Allosteric effects in asymmetric hydrogenation catalysis? Asymmetric induction as a function of the substrate and the backbone flexibility of C1-symmetric diphosphines in rhodium-catalysed hydrogenations

Abstract

The new unsymmetrical, optically active ligands 1,2-C₂H₄(PPh₂)(2′R,5′R-2′,5′-dimethylphospholanyl) (L_aa) and 1,3-C₃H₆(PPh₂)(2′R,5′R-2′,5′-dimethylphospholanyl) (L_bb) form complexes of the type [Rh(L)(cyclooctadiene)][BF₄] where L = L_aa (1a) or L_bb (1b), [PtCl₂(L)] where L = L_aa (2a) or L_bb (2b) and [PdCl₂(L)] where L = L_aa (3a) or L_bb (3b). The crystal structures of 2a and 2b show the chelate ligand backbones adopt δ-twist and flattened chair conformations respectively.
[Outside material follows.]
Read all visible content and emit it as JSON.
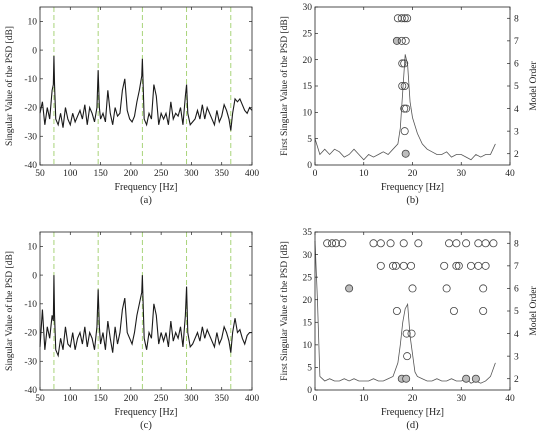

Asymmetric hydrogenation of enamides and dehydroaminoesters using 1a and 1b as catalysts show that the ethylene-backboned diphosphine L_aa gives a more efficient catalyst in terms of asymmetric induction than the propylene-backboned analogue L_bb. The greatest enantioselectivities were obtained with 1a and enamide substrates with ees up to 91%. Substrate-induced conformational changes in the Rh–diphosphine chelates are proposed to explain some of the ees observed in the hydrogenation of enamides.